Ensuite elle s’écriait :

– Tu ne parles pas, Jean-Pierre. Qu’est-ce que tu penses ?

– Je pense que je suis bien heureux.

– Eh bien ! disait-elle, ça fait que nous sommes heureux tous les deux. Nous n’avons pas besoin des Guerlot, ni des Dubourg, ni de personne. Nous en avons vu bien d’autres en Allemagne, en Pologne et en Espagne… Voilà que Balais nous porte encore secours… Vois-tu, Jean-Pierre, là-bas, comme il nous regarde ?

Ayant tourné la tête, je crus qu’il nous regardait, et cela me fit peur ; je me rappelai les prières du village, que je récitai en moi-même.

Finalement, sur les dix heures, la mère Balais s’écria :

– Tout va bien… Allons, arrive, tu dois avoir sommeil.

– Oui, mère Balais.

– Tant mieux ! je peux t’en dire autant pour mon compte.
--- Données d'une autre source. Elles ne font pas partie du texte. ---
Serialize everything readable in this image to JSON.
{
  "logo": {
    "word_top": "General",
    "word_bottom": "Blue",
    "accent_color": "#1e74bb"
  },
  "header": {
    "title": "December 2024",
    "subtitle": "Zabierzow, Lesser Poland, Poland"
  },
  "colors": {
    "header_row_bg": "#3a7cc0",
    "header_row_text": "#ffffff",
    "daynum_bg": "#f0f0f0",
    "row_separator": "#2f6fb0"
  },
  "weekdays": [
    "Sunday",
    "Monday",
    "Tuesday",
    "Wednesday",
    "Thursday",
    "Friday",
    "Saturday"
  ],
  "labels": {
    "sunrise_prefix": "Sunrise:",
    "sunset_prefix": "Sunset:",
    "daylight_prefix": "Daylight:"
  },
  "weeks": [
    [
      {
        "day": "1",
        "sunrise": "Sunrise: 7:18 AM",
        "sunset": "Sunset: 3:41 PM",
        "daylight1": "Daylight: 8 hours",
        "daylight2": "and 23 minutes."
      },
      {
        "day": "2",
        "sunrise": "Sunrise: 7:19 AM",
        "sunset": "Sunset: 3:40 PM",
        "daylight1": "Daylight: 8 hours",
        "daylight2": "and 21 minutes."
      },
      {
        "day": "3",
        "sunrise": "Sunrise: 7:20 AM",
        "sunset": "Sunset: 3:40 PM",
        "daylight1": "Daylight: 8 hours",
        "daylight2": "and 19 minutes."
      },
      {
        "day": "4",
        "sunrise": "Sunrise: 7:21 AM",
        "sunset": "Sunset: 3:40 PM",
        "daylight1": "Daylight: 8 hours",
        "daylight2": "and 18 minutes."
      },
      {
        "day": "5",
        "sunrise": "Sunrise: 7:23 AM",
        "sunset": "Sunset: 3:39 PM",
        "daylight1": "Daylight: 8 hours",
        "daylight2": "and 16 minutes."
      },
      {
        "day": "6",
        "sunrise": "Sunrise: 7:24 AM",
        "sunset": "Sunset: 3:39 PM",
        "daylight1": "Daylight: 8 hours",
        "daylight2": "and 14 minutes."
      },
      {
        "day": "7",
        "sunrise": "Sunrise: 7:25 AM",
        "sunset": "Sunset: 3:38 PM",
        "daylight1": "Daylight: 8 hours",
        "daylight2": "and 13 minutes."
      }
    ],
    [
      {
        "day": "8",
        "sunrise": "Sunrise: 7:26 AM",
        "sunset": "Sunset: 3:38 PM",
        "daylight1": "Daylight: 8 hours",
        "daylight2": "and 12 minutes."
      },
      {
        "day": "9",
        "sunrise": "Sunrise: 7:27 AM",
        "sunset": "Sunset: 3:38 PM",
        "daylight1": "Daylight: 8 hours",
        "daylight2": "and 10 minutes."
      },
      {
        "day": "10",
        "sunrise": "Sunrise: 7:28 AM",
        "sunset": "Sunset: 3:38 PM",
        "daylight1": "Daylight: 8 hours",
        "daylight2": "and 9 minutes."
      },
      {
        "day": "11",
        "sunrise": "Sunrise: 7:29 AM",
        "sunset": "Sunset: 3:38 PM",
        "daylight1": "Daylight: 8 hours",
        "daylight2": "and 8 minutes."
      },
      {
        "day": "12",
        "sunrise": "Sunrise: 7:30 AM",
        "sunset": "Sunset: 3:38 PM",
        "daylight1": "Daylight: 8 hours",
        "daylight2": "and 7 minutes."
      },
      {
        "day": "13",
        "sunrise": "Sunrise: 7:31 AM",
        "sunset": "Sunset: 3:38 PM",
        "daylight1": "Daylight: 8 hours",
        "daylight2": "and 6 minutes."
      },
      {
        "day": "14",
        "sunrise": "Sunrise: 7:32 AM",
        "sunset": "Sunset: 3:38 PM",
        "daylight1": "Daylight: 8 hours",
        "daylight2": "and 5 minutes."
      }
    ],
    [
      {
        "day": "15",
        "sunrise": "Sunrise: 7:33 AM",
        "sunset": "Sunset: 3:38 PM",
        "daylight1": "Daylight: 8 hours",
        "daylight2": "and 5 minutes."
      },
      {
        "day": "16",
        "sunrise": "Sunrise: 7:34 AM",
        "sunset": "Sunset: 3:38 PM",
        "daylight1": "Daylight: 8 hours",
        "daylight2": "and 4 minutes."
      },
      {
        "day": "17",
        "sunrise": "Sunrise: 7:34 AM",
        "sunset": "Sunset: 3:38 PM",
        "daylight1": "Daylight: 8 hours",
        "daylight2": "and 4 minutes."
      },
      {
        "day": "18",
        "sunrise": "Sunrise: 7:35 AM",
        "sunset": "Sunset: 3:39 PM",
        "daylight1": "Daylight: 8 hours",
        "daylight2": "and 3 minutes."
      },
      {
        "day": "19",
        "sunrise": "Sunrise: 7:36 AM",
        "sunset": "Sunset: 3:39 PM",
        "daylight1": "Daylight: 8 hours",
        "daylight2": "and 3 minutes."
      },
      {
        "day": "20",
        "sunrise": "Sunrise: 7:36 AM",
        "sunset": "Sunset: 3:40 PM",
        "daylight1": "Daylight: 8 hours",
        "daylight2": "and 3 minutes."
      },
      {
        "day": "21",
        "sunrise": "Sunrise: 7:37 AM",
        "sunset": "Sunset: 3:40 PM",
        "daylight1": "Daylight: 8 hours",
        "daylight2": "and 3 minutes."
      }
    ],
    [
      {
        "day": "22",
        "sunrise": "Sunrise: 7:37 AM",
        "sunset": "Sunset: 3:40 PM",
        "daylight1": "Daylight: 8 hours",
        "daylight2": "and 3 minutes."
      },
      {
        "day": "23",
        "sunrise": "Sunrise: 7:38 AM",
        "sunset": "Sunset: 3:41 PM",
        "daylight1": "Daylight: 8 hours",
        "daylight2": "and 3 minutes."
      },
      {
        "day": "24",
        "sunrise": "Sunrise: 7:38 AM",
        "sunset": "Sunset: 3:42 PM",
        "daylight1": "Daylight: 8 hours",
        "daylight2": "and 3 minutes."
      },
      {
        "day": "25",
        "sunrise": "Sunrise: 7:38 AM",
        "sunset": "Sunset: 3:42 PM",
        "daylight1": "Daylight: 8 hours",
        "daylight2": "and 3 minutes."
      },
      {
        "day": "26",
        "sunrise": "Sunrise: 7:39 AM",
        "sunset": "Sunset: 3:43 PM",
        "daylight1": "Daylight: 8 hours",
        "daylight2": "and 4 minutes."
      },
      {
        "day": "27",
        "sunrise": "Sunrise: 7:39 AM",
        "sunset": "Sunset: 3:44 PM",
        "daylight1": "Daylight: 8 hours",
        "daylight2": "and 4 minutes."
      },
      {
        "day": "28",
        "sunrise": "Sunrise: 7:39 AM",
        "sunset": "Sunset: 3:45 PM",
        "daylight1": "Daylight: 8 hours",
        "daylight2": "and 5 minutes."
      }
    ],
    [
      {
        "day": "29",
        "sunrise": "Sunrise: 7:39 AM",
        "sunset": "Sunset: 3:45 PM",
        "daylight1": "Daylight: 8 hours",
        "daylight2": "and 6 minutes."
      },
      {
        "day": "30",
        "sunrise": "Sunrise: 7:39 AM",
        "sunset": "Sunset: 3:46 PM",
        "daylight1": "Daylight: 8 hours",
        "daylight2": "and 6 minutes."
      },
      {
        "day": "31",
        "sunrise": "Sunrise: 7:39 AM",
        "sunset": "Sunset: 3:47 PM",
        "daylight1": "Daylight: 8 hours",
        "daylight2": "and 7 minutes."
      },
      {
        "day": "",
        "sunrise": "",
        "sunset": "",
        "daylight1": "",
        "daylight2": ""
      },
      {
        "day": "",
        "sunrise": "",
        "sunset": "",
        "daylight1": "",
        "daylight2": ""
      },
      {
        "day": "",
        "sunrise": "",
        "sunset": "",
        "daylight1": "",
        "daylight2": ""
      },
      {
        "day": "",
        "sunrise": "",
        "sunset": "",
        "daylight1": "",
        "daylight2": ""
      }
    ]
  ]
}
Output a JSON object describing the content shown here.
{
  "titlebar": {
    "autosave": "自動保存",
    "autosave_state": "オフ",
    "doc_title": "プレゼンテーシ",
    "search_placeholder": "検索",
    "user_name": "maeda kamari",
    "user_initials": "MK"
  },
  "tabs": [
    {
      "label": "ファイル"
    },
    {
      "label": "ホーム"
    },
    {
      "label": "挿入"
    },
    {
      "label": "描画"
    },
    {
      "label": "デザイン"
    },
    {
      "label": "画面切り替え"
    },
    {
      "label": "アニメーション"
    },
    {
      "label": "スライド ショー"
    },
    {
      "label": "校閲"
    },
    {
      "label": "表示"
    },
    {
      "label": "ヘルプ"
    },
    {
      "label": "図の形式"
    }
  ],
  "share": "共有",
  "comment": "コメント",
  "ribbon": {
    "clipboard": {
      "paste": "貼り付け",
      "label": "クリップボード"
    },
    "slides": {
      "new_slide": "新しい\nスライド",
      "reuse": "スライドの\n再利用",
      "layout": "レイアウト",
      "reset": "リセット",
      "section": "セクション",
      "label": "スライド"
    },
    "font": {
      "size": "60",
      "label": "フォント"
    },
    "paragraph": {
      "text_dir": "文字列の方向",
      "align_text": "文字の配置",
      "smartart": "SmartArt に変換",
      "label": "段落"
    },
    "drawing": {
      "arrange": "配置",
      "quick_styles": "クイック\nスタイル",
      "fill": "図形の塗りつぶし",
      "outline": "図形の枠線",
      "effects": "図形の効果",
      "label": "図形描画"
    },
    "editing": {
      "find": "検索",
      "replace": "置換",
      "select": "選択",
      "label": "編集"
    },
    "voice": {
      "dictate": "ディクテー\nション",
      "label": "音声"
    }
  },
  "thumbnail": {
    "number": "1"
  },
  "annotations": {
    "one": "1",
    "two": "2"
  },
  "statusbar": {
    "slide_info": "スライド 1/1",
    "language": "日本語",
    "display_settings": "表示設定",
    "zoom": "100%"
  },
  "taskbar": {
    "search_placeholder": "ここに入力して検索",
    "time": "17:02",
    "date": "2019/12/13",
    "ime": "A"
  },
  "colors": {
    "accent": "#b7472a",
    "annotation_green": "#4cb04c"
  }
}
Nous entrâmes dans ma petite chambre ; elle posa la chandelle à terre et me fit coucher, en me relevant la tête avec un oreiller. Ensuite, me tirant la grande couverture à fleurs jusqu’au menton :

– Dors bien, dit-elle, il ne faut pas te gêner. Tu n’es pas plus bête que beaucoup d’autres qui ne se gênent jamais. Allons !…

Puis elle s’en alla.

J’aurais bien voulu penser à mon grand bonheur ; mais j’avais si sommeil et j’étais si bien, que je m’endormis tout de suite.